Takeshi Isshiki, who was in charge of the construction company’s general affairs, is reported to have provided at least ¥5 million in cash to one of Amari’s aides at the time (¥3 million of which the aide is said to have privately spent without reporting the money as political donation) and ¥1 million to Amari himself, in addition to wining and dining the aides also to the tune of millions of yen. Isshiki has told the media that the benefits were meant as reward for the help of Amari’s office that he asked and received to influence his firm’s talks with the Urban Renaissance Agency (UR) for compensation over UR’s road construction project. The firm received ¥220 million from UR right after one of Amari’s aides intervened in the talks with the housing corporation.
Amari has denied that his office tried to favor the firm in its compensation talks with UR, although he accepted that he and his aides received the said amount of money. In dropping the charges, the prosecutors reportedly cited insufficient evidence that Amari and his aides used their influence based on the power of the Diet member to resolve the trouble between the company and UR. A civic group member and a lawyers’ group quickly filed complaints with the Tokyo prosecution inquest panel to review the decision.
The anti-graft law was enacted and introduced in 2001 following the arrest of former construction minister Eiichi Nakao, who was later convicted of receiving ¥30 million from a construction company in exchange for favoring the firm over a public works contract. The law is designed to crack down on members of the Diet and local assemblies as well as their aides receiving financial benefits as rewards for using the power of their position to influence the activities of government officials or contracts involving government-funded corporations.
However, investigation authorities are said to narrowly interpret the requirements under the law to take action — so that they do not act unless it is established that the lawmakers or their aides added outright pressures by specifically evoking their power as Diet members, for example by threatening to take up the issue at hand in their questions at the Diet. No members of the Diet or their secretaries have so far been charged under the law. Experts have long called for either amending the law or more broadly interpreting the requirements under the law to take action against suspected graft involving lawmakers.

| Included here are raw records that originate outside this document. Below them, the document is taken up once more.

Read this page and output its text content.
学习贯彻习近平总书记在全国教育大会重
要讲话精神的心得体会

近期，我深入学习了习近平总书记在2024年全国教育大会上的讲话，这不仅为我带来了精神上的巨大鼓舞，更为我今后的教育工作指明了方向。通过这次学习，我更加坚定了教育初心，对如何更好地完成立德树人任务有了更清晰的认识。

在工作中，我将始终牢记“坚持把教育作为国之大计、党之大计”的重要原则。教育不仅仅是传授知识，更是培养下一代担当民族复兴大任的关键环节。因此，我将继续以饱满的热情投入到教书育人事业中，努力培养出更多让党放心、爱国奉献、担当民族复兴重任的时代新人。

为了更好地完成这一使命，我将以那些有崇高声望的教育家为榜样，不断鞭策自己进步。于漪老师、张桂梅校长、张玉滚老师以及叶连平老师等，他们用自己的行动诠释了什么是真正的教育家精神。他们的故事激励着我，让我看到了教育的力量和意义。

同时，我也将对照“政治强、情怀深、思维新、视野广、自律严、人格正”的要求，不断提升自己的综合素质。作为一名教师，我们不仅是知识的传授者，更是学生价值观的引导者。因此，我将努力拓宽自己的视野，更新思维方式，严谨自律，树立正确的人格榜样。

In Amari’s case, the picture of collusion seems suspicious enough — the construction company official approached the lawmaker’s office seeking its intervention in the negotiations with UR, the aides took part in the talks, and the money was provided to Amari and his aides after more than ¥200 million was paid by UR to the firm.
Of course merely appearing suspicious does not make a criminal case. But the anti-graft law will not be serving its purpose if corruption involving lawmakers is not punishable unless the influence-peddling is done in clear, outright ways. The prosecutors’ decision not to charge Amari and his aides expose the limitations of the law.